There are still dozens of feet to go before “flood stage.” And even when the river likely laps against the levees and dams in April or May, the defenses will probably hold as they (almost) always have.

An aerial photo of the Mississippi River flooding in 1927. (Credit: Steve Nicklas, NOS, NGS / Wikimedia Commons / Public Domain / https://tinyurl.com/p5sk7w5m)

No one is making plans for an ark, yet. But just in case, we’ll keep an eye out. We’ve heard the stories of 1927 and 1973. Those endless miles of earthworks aren’t for nothing.

With a changing climate, the river’s record lows might just be followed by previously unthinkable highs. Towering groves of cottonwoods and sycamores and vast stretches of delta croplands are inescapable reminders of thousands of years’ worth of seasonal deluges that made this region home to some of the most fertile soil on the planet.

Oxbow lakes miles from the modern path of the Mississippi trace the story of an ever-moving power that might be delayed for a century or two, but never stopped.

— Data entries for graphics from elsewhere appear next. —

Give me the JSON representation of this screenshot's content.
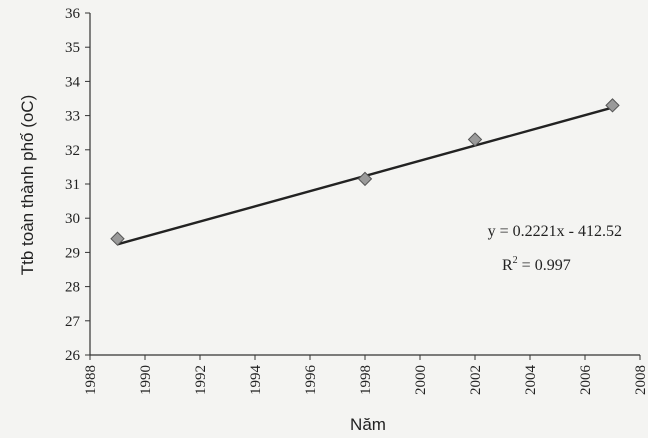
{
  "chart_data": {
    "type": "scatter",
    "title": "",
    "xlabel": "Năm",
    "ylabel": "Ttb toàn thành phố (oC)",
    "xlim": [
      1988,
      2008
    ],
    "ylim": [
      26,
      36
    ],
    "x_ticks": [
      "1988",
      "1990",
      "1992",
      "1994",
      "1996",
      "1998",
      "2000",
      "2002",
      "2004",
      "2006",
      "2008"
    ],
    "y_ticks": [
      "26",
      "27",
      "28",
      "29",
      "30",
      "31",
      "32",
      "33",
      "34",
      "35",
      "36"
    ],
    "grid": false,
    "series": [
      {
        "points": [
          {
            "x": 1989,
            "y": 29.4
          },
          {
            "x": 1998,
            "y": 31.15
          },
          {
            "x": 2002,
            "y": 32.3
          },
          {
            "x": 2007,
            "y": 33.3
          }
        ],
        "marker": "diamond",
        "color": "#9a9a9a"
      }
    ],
    "trendline": {
      "type": "linear",
      "slope": 0.2221,
      "intercept": -412.52,
      "x_range": [
        1989,
        2007
      ],
      "color": "#222222"
    },
    "annotations": {
      "equation": "y = 0.2221x - 412.52",
      "r2_prefix": "R",
      "r2_exp": "2",
      "r2_value": " = 0.997"
    }
  }
}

On some subconscious level, you’re always on flood watch when you live in a floodplain. Advent is the church’s return to flood watch.

“As it was in the days of Noah,” Jesus says cryptically in Matthew 24-25’s Little Apocalypse. “Keep awake … Understand … Be ready, for the Son of Man is coming at an unexpected hour.”

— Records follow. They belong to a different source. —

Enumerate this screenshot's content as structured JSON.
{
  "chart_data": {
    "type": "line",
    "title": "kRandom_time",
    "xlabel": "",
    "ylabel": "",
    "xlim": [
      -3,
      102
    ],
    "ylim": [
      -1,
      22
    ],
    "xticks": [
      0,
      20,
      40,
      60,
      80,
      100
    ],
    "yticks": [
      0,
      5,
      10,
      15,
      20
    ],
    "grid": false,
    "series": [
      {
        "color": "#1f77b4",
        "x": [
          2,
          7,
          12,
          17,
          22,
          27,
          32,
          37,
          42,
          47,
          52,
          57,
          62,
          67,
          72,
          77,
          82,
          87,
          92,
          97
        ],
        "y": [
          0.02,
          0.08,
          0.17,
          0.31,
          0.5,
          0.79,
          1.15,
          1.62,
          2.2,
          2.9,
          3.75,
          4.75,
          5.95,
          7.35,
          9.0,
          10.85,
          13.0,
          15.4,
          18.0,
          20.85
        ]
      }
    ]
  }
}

Paul, too, has his eye on the rising tide in this Sunday’s reading from Romans. “The hour has already come for you to wake up from your slumber, because our salvation is nearer now than when we first believed. The night is nearly over; the day is almost here” (13:11-12).

Scholars have long noted the sense of apocalyptic imminence which pervades the New Testament, particularly in the synoptics and Paul’s earlier letters.

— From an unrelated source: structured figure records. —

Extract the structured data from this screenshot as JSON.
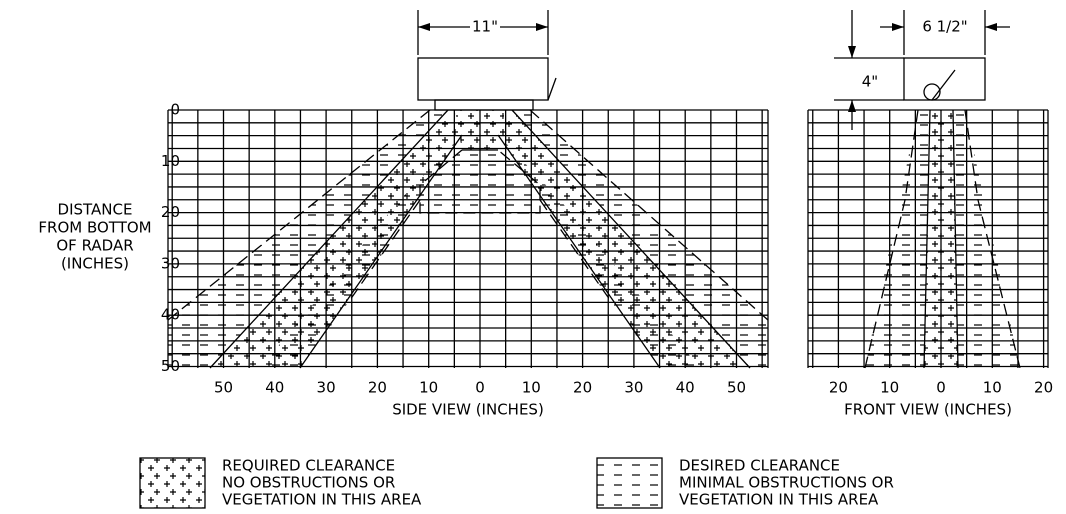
{
  "dimensions": {
    "side_width": "11\"",
    "front_width": "6 1/2\"",
    "height": "4\""
  },
  "y_axis": {
    "label": [
      "DISTANCE",
      "FROM BOTTOM",
      "OF RADAR",
      "(INCHES)"
    ],
    "ticks": [
      "0",
      "10",
      "20",
      "30",
      "40",
      "50"
    ]
  },
  "side_view": {
    "title": "SIDE VIEW (INCHES)",
    "ticks": [
      "50",
      "40",
      "30",
      "20",
      "10",
      "0",
      "10",
      "20",
      "30",
      "40",
      "50"
    ]
  },
  "front_view": {
    "title": "FRONT VIEW (INCHES)",
    "ticks": [
      "20",
      "10",
      "0",
      "10",
      "20"
    ]
  },
  "legend": [
    {
      "lines": [
        "REQUIRED CLEARANCE",
        "NO OBSTRUCTIONS OR",
        "VEGETATION IN THIS AREA"
      ]
    },
    {
      "lines": [
        "DESIRED CLEARANCE",
        "MINIMAL OBSTRUCTIONS OR",
        "VEGETATION IN THIS AREA"
      ]
    }
  ]
}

Debates abound about what Jesus might have meant when he said, “Truly I tell you, some who are standing here will not taste death before they see the Son of Man coming in his kingdom” (Matthew 16:28).

Still, Jesus is unequivocal about one thing: “But about that day and hour no one knows, neither the angels of heaven, nor the Son, but only the Father” (Matthew 24:36).

In other words, “when” and “how” is beside the point. Despite the obsessive hopes, fears and predictions in our own day about “the end” – whether ecological, cosmic or least of all political –  it remains true that “you do not know on what day your Lord is coming.”

You can’t project just what the river will do and when she’ll do it. Instead, you prepare. You wait, and you watch.

What would it mean for God’s people today to return to holy expectation this Advent? What would it mean for us to get back on flood watch?

Can we allow the story of Christ’s first coming to erode our despair? In an age of wide-spread decline and division among churches, have we given way to the cynicism that says, “That’s just the way it is,” as if it always has been, and somehow must always be?

Will we let the shockingly good news of God’s coming into the world push back against our contentment and consternation with life as it is?

Herods and Caesars, long nights and bleak winters, and crosses and tombs seem unending and immovable. It’s hard to imagine a neighborhood – let alone a world – without rampant inequality and institutionalized injustice. It seems incredulous to envision, as Isaiah did, all the nations and all kinds of people united in peace by the light of the Lord.

And yet, Advent calls us to remember the boundaries this flood has already broken once before and might cross again even in our day.

This is the unmovable power that caused a Virgin to conceive a son and that commanded a frightened young man to welcome and name him as his own.

This is the unstoppable kingdom that comes for the poor, the mourner and the meek, wholly missed by the “powers that be” right up until the moment it topples them.

This is the flood of grace and truth that has watered the witness and work of two millennia of those who watch and wake.

We’ve heard the stories. We’ve seen the signs.

As often as we’re tempted to forget it, we’re still living on a floodplain. So, keep an eye out.

Editor’s note: This article is the first in a series for Advent 2022. Each week, an article will be published reflecting on one or more of the lectionary texts for the forthcoming Sunday.